Schowalter works for the Marshals Service, though she doesn't carry a badge or a gun. Her job entails getting the best price for confiscated real estate such as the Florida house, appraised this year for $7.67 million by Palm Beach County. With the Madoff house, the hazards for those who work with Schowalter can be unusual — including flying dog poop hurled by a disgruntled passerby.

As Schowalter walks through the approximately 6,500-square-foot house, she points the cleaning crew to a bathroom with grime on the countertop and a dead cockroach on the rust-colored terra cotta floor tiles. She picks up a leaf on the circular staircase leading to the master bedroom.

A federal judge ruled in June that the Marshals Service can sell the Palm Beach house, along with a house in Montauk, N.Y., and a penthouse on the Upper East Side of Manhattan. The Montauk house was listed last week for $8.75 million.

Proceeds from the sales will be used to pay restitution to victims of Madoff's Ponzi scheme, the largest in history. Madoff, 71, pleaded guilty in March and was sentenced in June to 150 years in prison for using money from new clients to pay earlier investors in a $65 billion fraud.

Schowalter flew to Palm Beach last week to make sure the five-bedroom, seven-bathroom house is clean, Madoff's handmade Belgian shoes are out of sight and the best real estate agent is hired to market the property.

"It looks pretty good!" Schowalter says, dressed in a pantsuit, gold earrings and a matching necklace.
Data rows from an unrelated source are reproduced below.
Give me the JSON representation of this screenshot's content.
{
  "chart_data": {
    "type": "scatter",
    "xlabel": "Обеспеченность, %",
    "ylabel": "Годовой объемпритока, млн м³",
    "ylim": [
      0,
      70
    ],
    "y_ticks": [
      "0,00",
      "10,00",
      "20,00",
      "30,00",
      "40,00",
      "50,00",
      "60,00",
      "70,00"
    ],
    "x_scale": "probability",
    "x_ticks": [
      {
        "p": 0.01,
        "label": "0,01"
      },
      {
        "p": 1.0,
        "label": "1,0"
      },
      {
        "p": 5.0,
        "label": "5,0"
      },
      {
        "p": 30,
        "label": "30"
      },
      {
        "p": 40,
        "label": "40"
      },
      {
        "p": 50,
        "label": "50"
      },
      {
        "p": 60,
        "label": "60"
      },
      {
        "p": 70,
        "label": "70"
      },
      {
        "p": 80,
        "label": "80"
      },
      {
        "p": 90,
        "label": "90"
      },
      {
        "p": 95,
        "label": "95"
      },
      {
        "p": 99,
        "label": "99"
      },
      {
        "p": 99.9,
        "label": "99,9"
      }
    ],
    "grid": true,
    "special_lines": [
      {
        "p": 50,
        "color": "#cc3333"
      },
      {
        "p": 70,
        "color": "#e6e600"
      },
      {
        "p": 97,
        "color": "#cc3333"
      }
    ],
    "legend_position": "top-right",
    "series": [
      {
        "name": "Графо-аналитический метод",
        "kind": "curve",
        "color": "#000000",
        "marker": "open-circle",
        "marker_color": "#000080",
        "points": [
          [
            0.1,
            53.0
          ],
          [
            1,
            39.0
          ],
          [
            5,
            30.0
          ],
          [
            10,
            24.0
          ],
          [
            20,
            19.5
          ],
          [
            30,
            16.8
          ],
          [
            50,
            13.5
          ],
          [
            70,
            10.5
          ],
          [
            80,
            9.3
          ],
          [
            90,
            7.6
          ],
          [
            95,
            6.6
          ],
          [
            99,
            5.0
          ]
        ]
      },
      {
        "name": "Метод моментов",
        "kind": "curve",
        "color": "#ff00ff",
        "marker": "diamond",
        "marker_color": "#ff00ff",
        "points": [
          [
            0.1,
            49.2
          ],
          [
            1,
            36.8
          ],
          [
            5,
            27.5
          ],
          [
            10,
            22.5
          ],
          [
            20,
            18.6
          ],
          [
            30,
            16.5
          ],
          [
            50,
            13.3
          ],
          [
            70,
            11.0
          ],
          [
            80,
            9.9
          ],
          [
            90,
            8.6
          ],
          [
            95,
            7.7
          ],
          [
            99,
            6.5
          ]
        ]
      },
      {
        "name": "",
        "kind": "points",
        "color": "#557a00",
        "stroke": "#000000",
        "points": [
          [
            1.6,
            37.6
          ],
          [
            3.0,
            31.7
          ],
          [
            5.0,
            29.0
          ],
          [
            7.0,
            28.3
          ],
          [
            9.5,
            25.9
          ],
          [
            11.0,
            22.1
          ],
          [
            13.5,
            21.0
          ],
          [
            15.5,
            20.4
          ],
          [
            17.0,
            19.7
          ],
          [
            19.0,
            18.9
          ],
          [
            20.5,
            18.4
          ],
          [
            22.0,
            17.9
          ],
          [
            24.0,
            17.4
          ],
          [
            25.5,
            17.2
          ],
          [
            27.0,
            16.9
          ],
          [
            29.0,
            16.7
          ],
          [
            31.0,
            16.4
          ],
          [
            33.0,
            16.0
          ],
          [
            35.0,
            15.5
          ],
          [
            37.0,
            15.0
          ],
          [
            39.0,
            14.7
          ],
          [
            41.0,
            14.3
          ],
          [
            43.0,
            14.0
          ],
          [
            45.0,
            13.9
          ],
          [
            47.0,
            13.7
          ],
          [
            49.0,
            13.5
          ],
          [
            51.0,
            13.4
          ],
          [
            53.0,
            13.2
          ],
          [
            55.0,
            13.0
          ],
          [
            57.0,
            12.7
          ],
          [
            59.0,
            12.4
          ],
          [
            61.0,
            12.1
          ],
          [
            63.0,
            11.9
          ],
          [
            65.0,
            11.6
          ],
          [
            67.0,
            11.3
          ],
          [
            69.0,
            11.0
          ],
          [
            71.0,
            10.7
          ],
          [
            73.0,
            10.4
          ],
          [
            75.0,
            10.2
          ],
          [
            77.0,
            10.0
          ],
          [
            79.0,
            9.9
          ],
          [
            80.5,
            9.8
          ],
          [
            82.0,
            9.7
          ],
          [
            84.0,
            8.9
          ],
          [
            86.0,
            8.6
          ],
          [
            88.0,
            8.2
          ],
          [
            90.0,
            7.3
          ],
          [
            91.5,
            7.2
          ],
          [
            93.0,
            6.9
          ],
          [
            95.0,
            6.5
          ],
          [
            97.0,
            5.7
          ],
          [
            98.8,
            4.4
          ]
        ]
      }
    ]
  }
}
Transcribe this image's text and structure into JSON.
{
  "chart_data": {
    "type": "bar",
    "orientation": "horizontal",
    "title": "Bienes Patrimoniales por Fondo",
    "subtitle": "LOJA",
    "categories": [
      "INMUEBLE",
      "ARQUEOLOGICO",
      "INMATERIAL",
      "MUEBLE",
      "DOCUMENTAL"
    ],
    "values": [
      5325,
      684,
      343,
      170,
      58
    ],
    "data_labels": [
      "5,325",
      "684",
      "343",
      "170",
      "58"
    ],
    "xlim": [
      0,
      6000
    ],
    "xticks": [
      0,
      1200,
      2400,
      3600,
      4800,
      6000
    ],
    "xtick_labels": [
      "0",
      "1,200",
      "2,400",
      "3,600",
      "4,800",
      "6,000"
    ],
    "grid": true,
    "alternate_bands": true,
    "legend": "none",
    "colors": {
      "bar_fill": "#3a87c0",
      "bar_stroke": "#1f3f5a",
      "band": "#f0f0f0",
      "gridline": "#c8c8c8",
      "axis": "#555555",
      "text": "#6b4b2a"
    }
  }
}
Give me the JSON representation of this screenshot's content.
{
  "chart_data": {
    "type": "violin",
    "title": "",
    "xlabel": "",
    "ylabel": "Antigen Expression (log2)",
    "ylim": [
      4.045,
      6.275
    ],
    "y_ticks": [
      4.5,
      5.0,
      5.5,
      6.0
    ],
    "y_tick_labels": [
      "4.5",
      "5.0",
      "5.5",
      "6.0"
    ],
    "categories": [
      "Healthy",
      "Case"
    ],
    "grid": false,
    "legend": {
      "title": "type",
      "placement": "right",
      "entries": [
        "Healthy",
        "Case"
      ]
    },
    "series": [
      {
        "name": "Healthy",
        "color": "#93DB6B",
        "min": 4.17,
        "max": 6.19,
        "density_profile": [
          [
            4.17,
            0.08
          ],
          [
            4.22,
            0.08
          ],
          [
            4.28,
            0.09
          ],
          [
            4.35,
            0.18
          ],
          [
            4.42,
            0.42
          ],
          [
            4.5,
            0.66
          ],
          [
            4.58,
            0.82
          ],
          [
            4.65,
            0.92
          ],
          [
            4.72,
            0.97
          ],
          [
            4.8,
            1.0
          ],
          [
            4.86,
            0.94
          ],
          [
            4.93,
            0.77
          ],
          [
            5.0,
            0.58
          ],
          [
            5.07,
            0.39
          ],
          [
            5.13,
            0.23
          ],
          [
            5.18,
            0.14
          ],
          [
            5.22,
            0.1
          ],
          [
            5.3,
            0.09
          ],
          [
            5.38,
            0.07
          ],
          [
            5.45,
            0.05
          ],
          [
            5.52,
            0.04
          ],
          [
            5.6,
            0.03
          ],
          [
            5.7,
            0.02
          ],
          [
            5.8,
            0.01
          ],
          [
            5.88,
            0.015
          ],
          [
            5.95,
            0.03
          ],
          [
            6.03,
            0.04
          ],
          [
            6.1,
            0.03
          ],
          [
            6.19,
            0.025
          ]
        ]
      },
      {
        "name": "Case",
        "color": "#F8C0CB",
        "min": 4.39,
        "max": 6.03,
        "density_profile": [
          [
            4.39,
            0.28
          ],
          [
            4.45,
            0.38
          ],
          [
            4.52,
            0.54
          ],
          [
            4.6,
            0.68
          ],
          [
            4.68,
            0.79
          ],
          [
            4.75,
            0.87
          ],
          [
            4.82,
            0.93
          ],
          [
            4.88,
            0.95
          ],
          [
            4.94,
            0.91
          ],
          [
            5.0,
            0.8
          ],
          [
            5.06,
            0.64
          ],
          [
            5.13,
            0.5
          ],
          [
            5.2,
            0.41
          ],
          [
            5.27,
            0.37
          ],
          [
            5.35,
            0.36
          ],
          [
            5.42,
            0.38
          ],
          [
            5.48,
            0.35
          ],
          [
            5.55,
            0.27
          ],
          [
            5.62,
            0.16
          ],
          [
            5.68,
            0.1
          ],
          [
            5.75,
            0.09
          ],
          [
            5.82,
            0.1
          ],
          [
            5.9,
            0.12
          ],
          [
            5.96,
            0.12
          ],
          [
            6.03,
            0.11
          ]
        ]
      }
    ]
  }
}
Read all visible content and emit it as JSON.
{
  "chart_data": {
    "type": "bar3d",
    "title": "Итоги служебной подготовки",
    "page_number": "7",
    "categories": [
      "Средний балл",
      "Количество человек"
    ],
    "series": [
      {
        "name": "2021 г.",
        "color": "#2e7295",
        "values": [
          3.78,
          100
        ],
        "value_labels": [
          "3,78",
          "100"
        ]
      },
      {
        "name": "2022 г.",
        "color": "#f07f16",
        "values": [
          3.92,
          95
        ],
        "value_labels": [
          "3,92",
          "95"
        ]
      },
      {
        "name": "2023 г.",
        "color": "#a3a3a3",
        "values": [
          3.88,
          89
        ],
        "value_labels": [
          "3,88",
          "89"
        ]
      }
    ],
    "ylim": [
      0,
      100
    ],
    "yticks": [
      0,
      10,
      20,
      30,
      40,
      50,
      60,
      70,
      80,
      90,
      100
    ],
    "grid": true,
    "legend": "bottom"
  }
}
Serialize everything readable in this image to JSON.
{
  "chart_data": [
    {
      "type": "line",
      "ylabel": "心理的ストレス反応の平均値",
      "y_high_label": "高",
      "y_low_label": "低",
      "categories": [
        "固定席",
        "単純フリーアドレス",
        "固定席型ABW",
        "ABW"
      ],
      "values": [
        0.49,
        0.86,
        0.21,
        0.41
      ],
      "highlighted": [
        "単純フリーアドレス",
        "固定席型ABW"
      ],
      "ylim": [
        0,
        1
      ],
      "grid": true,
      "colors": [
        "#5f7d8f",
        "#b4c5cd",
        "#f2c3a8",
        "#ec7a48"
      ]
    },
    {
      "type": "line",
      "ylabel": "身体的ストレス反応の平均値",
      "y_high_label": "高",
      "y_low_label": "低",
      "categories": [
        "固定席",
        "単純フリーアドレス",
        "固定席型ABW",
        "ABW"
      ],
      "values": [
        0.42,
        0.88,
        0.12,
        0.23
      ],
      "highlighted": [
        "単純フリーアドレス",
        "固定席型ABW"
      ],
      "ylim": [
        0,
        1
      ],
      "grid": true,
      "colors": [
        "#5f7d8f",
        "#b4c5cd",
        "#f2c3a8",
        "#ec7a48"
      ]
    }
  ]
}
A contractor points to mildew growing on floor tiles in an outdoor area. Schowalter makes a phone call to a company that handles maintenance for Marshals Service properties.

"I want that taken care of ASAP," she says.

Schowalter, a mother of three grown children who would not give her age, joined the Marshals Service in 2002 after a career in real estate and the mortgage industry. She was attracted by job security and the agency's mission.

Schowalter is the real property team leader for a group of 10 people. They work out of agency headquarters in Crystal City, Va., just outside Washington, and manage and sell properties obtained in cases investigated by agencies including the Federal Bureau of Investigation and Drug Enforcement Administration. They also assist prosecutors in making decisions about property targeted for forfeiture.

"We have the crack house to the penthouse," Schowalter says.

A Marshals Service contractor normally selects real estate agents to sell seized properties. With some high-value houses, Schowalter helps the contractor pick the agent in an effort to boost the sale price.

"We really do care about getting the most for the property," Schowalter says, sitting on a leather chair in the Madoff living room, whose floor-to-ceiling windows overlook a pool and the Intracoastal Waterway. "We take it seriously."

During the trip to Palm Beach, she and a Marshals Service contractor interviewed five sets of real estate agents about proposals they submitted to sell the house.

To help generate interest in the property, the Marshals Service allowed a television crew inside. The video was broadcast Wednesday.

The Marshals Service asset forfeiture operation — which also handles items such as boats, jewelry and cars — generated $1.32 billion in the fiscal year that ended Sept. 30, 2008, according to the agency.

Proceeds from some forfeited properties go to victims. Sales of other properties pay the salaries of Schowalter and other administrative staff in the Marshals' asset forfeiture operation.

Schowalter's husband, Michael, jokes that crime pays — her salary.

The Palm Beach house, which Madoff shared with his wife, Ruth, still has most of the furniture and artwork, which are being sold separately.

There are golf clubs in a rack next to the front door, an antique U.S. flag on the living room wall and a glass display case featuring ropes tied in various knots.

The Marshals Service packed items such as clothing, artistic birds nests mounted in the living room rafters, along with statues, figurines and paintings of bulls.

"We've taken away things that screamed Bernie Madoff," Schowalter says.